Why 440 Hz is the standard
For centuries, "A" meant something different in every city - baroque ensembles played near 415 Hz, Verdi-era Italy pushed for 432 Hz, and some late-romantic orchestras crept above 450 Hz, straining singers' voices. An international conference in London settled on 440 Hz in 1939, and ISO 16 formalized it in 1955. Today virtually all tuners, keyboards, and orchestras default to A4 = 440 Hz.
The choice was a practical compromise near the middle of the pitches then in use - there is nothing acoustically magical about 440 itself. Some European orchestras still tune slightly higher (441-443 Hz) for a brighter sound, and period-instrument ensembles deliberately tune lower for historical accuracy.
Tuning your instrument to 440 Hz
Play the tone above and tune your instrument's A until the two sound identical. When you are close but not exact, you will hear slow "beats" - a rhythmic wah-wah-wah as the two pitches interfere. Tune until the beating slows down and disappears entirely: that is perfect unison, accurate to better than 1 Hz by ear alone.
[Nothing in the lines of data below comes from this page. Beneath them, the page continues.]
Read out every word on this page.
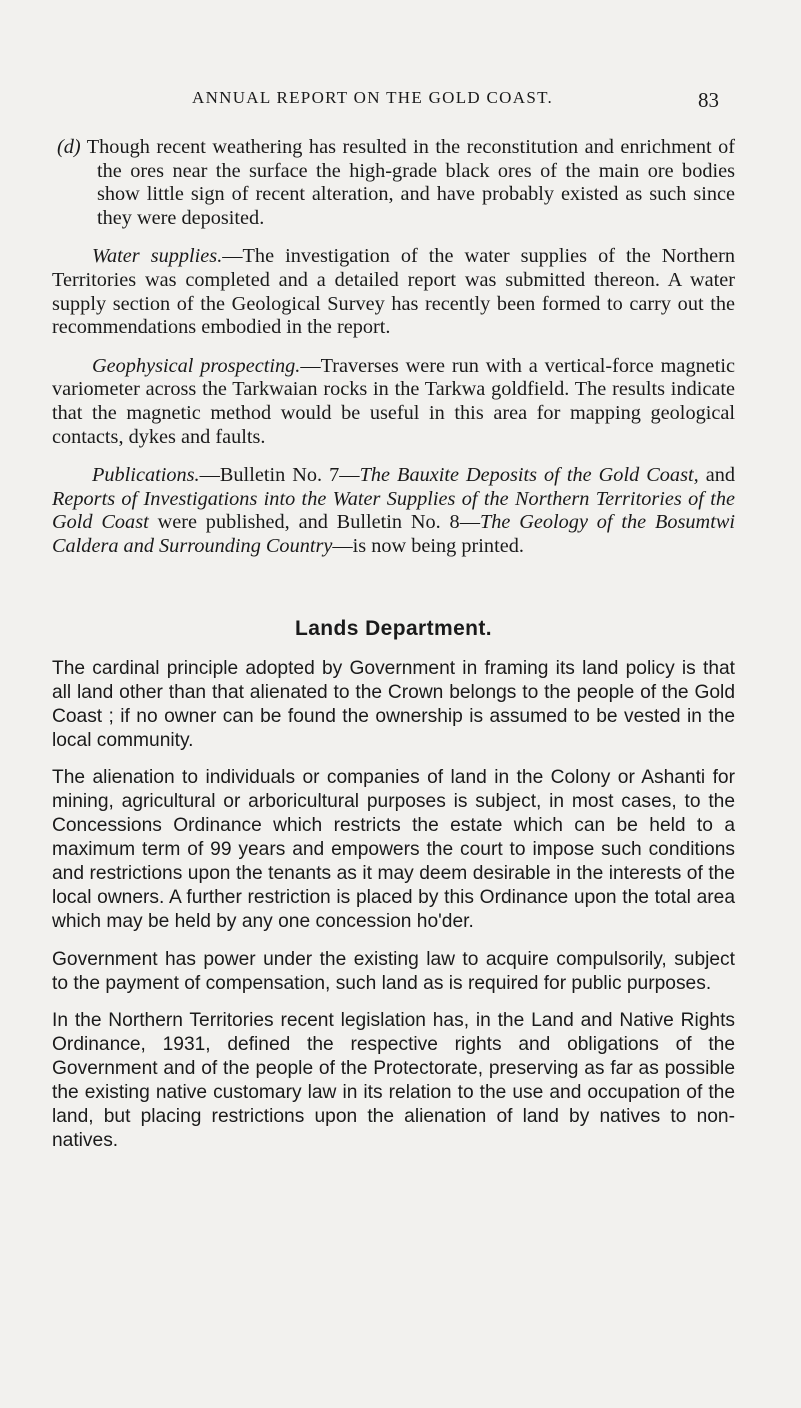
ANNUAL REPORT ON THE GOLD COAST.	83

(d) Though recent weathering has resulted in the reconstitution and enrichment of the ores near the surface the high-grade black ores of the main ore bodies show little sign of recent alteration, and have probably existed as such since they were deposited.

Water supplies.—The investigation of the water supplies of the Northern Territories was completed and a detailed report was submitted thereon. A water supply section of the Geological Survey has recently been formed to carry out the recommendations embodied in the report.

Geophysical prospecting.—Traverses were run with a vertical-force magnetic variometer across the Tarkwaian rocks in the Tarkwa goldfield. The results indicate that the magnetic method would be useful in this area for mapping geological contacts, dykes and faults.

Publications.—Bulletin No. 7—The Bauxite Deposits of the Gold Coast, and Reports of Investigations into the Water Supplies of the Northern Territories of the Gold Coast were published, and Bulletin No. 8—The Geology of the Bosumtwi Caldera and Surrounding Country—is now being printed.

Lands Department.

The cardinal principle adopted by Government in framing its land policy is that all land other than that alienated to the Crown belongs to the people of the Gold Coast ; if no owner can be found the ownership is assumed to be vested in the local community.

The alienation to individuals or companies of land in the Colony or Ashanti for mining, agricultural or arboricultural purposes is subject, in most cases, to the Concessions Ordinance which restricts the estate which can be held to a maximum term of 99 years and empowers the court to impose such conditions and restrictions upon the tenants as it may deem desirable in the interests of the local owners. A further restriction is placed by this Ordinance upon the total area which may be held by any one concession ho'der.

Government has power under the existing law to acquire compulsorily, subject to the payment of compensation, such land as is required for public purposes.

In the Northern Territories recent legislation has, in the Land and Native Rights Ordinance, 1931, defined the respective rights and obligations of the Government and of the people of the Protectorate, preserving as far as possible the existing native customary law in its relation to the use and occupation of the land, but placing restrictions upon the alienation of land by natives to non-natives.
Guitarists tune the A string (A2, 110 Hz - two octaves below this tone) by matching its character rather than its exact pitch; the octave relationship is easy for the ear. Violinists and violists tune their A string (A4) directly against it. For all 12 chromatic reference notes across several octaves, use our pitch pipe, or our instrument tuner for instrument-specific presets.
440 Hz vs 432 Hz
You may have encountered claims that 440 Hz is harsh or was maliciously imposed, and that 432 Hz is the "natural" alternative. Historically, 440 Hz won standardization through committee pragmatism, not conspiracy. Audibly, the difference is about a third of a semitone - real but subtle. Play this tone and then our 432 Hz tone back to back and judge for yourself.